Tuesday, 02 January 2024 12:17 GMT

What You Need To Know About The New Implants To Patch Up Failing Hearts Is It Really A 'Breakthrough'?


(MENAFN- The Conversation) There are many difficulties in converting any biological research into a medicine that will treat patients. Because of the complexity involved, these difficulties apply especially to translating cell research in the laboratory to a successful treatment for heart failure, where the heart is unable to pump blood around the body properly.

The definitive treatment for heart failure is a heart transplant – a difficult and costly procedure. Pills are prescribed for the condition, but they only delay death and are not effective in changing the cause of the disease.

Fifteen to 20 years ago, scientists started enthusiastically exploring the use of heart muscle precursor cells grown in the laboratory to transplant to the failing heart in the hope that they might make new heart muscle. Although results in animal tests were positive, they all failed in humans. Included in the failures was the one that my colleagues and I conducted .

We'd had success with animal studies and even some positive results in small groups of patients. Buoyed by these results, we organised a randomised controlled trial – the gold standard for medical studies in humans.

Our study was funded by the European Commission and entailed a massive effort by a large group of researchers across Europe. The result was that the therapy, which entailed injecting bone marrow cells into the heart muscle of patients who had had a heart attack, did not work.

I was therefore surprised to read recently that an article in Nature on this subject had an enthusiastic reception in the press. It was variously described as “groundbreaking” , “remarkable” and a “major breakthrough” .

The authors of the article report growing patches of heart muscle in the lab from precursor cells and then applying those patches to the hearts of monkeys that had had an induced heart attack, producing heart failure.

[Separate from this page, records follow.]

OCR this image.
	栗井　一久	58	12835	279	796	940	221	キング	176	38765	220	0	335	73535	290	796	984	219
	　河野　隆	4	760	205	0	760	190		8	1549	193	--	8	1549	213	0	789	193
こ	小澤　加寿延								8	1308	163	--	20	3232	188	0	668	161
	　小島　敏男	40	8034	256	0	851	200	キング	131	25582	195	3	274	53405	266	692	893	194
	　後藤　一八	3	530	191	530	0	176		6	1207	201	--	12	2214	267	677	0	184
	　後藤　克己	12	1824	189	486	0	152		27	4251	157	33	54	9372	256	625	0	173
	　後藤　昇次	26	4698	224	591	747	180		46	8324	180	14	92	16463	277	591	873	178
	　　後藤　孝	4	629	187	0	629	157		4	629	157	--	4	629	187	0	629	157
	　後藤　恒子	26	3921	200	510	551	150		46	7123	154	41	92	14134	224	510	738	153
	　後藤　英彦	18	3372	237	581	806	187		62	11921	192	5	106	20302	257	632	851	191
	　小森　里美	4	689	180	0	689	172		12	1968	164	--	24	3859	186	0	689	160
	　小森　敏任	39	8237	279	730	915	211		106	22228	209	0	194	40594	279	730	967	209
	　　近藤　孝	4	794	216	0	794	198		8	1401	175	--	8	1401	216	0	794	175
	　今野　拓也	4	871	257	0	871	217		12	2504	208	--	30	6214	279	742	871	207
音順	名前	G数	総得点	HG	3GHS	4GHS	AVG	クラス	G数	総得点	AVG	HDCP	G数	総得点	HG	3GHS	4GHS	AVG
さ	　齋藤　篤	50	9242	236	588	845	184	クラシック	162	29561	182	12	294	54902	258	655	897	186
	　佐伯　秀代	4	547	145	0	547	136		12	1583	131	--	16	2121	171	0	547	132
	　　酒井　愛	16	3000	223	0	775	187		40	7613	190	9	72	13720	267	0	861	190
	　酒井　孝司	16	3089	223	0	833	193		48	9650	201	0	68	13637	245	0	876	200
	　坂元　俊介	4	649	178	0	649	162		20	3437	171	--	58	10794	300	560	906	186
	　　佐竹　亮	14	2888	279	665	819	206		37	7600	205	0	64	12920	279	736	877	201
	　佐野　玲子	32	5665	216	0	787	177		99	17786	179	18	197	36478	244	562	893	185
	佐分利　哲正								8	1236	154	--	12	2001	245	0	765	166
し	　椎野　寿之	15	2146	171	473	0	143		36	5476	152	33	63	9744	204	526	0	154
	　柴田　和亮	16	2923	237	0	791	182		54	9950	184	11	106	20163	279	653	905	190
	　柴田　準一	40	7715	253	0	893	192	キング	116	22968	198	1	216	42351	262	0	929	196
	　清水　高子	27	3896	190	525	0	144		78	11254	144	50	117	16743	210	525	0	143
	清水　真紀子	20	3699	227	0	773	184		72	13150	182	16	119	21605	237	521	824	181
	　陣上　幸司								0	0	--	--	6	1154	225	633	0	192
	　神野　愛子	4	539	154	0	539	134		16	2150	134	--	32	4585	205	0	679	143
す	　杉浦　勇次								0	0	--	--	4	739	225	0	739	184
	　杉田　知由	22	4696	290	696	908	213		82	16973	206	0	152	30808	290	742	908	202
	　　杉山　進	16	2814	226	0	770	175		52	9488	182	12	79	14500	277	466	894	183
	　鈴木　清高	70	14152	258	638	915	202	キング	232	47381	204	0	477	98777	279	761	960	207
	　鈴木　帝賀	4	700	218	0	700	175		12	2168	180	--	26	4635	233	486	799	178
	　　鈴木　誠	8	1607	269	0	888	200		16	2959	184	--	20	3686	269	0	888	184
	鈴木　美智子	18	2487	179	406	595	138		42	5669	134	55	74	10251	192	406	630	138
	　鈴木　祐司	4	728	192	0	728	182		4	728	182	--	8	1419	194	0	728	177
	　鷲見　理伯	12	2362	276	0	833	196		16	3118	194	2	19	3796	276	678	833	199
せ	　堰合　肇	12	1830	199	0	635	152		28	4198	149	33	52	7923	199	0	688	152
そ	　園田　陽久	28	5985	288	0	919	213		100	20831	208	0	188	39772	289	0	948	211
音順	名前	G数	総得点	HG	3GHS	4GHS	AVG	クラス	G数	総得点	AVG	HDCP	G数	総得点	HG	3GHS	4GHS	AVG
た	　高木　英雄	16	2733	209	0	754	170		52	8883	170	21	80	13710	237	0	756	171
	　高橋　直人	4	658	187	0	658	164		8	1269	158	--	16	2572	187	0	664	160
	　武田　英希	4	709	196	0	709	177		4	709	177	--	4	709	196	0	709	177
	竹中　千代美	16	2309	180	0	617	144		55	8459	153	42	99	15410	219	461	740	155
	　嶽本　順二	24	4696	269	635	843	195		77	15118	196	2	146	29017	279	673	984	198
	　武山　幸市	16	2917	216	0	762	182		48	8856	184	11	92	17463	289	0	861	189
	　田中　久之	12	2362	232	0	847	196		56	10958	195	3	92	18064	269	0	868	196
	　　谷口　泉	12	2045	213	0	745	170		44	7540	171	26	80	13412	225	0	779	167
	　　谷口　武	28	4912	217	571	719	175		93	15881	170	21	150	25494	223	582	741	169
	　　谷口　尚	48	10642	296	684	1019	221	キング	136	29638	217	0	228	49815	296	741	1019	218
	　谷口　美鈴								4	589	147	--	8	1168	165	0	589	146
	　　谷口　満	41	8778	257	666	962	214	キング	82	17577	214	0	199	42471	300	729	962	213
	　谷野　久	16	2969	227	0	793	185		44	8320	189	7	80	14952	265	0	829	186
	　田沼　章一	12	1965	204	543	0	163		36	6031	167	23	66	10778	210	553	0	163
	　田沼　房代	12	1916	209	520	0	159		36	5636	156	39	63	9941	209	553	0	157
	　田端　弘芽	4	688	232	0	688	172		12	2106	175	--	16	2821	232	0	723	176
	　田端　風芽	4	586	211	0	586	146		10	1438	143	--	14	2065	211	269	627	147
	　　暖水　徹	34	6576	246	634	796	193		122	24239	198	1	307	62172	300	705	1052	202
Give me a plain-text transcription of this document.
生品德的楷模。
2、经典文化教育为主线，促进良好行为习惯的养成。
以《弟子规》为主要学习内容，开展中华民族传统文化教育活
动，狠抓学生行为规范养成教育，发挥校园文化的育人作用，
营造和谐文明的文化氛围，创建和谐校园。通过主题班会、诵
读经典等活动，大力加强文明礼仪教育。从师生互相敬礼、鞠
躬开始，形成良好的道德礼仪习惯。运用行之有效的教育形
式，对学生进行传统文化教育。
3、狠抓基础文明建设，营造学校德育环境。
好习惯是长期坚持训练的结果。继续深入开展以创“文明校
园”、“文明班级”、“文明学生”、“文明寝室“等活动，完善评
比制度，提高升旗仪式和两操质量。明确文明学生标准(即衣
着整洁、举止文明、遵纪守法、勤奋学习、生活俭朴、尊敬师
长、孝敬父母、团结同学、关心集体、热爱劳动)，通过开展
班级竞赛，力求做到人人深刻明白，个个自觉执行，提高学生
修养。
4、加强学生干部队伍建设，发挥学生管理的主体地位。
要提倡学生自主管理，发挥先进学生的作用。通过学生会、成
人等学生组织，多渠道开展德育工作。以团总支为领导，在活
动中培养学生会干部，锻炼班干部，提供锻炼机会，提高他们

A woman who'd had a heart attack in 2016 also had the procedure. Three months later, she had a heart transplant, allowing the researchers to analyse her heart.

As this was the only case of a human receiving this treatment, and the procedure had failed, as the heart was removed from the patient, the title of the Nature article is perhaps too wide in its scope: Engineering heart muscle allografts for heart repair in primates and humans.

It is noted that a senior author of the article declares that he has shares in the company that will commercialise any success. This conflict may have been declared, but it is still a potential conflict.


Pills for heart failure only delay death. They don't reverse the cause. studiomode/Alamy Stock Photo Heart arrhythmia

The article does not discuss previous attempts to use heart muscle precursor cells for treating heart failure in humans. In particular, the pioneering work in Paris of the surgeon Philippe Menasché who in 2003 reported in the Lancet that he had injected heart muscle precursor cells into the myocardium (heart muscle) of a patient with apparent success.

He then published the results of a study where he repeated the same procedure in a larger group. The study was not successful. Menasché noted that some of the patients suffered from cardiac rhythm abnormalities following the procedure.

There was much discussion in the field that the junctions between the transplanted cells and the patient's own heart muscle cells might give rise to abnormal electrical activity that would unpredictably produce potentially fatal heart rhythm change.

Because of the history of failure of cell therapy in human trials after positive tests in lab animals, the objective reader should regard results from animal experiments with scepticism.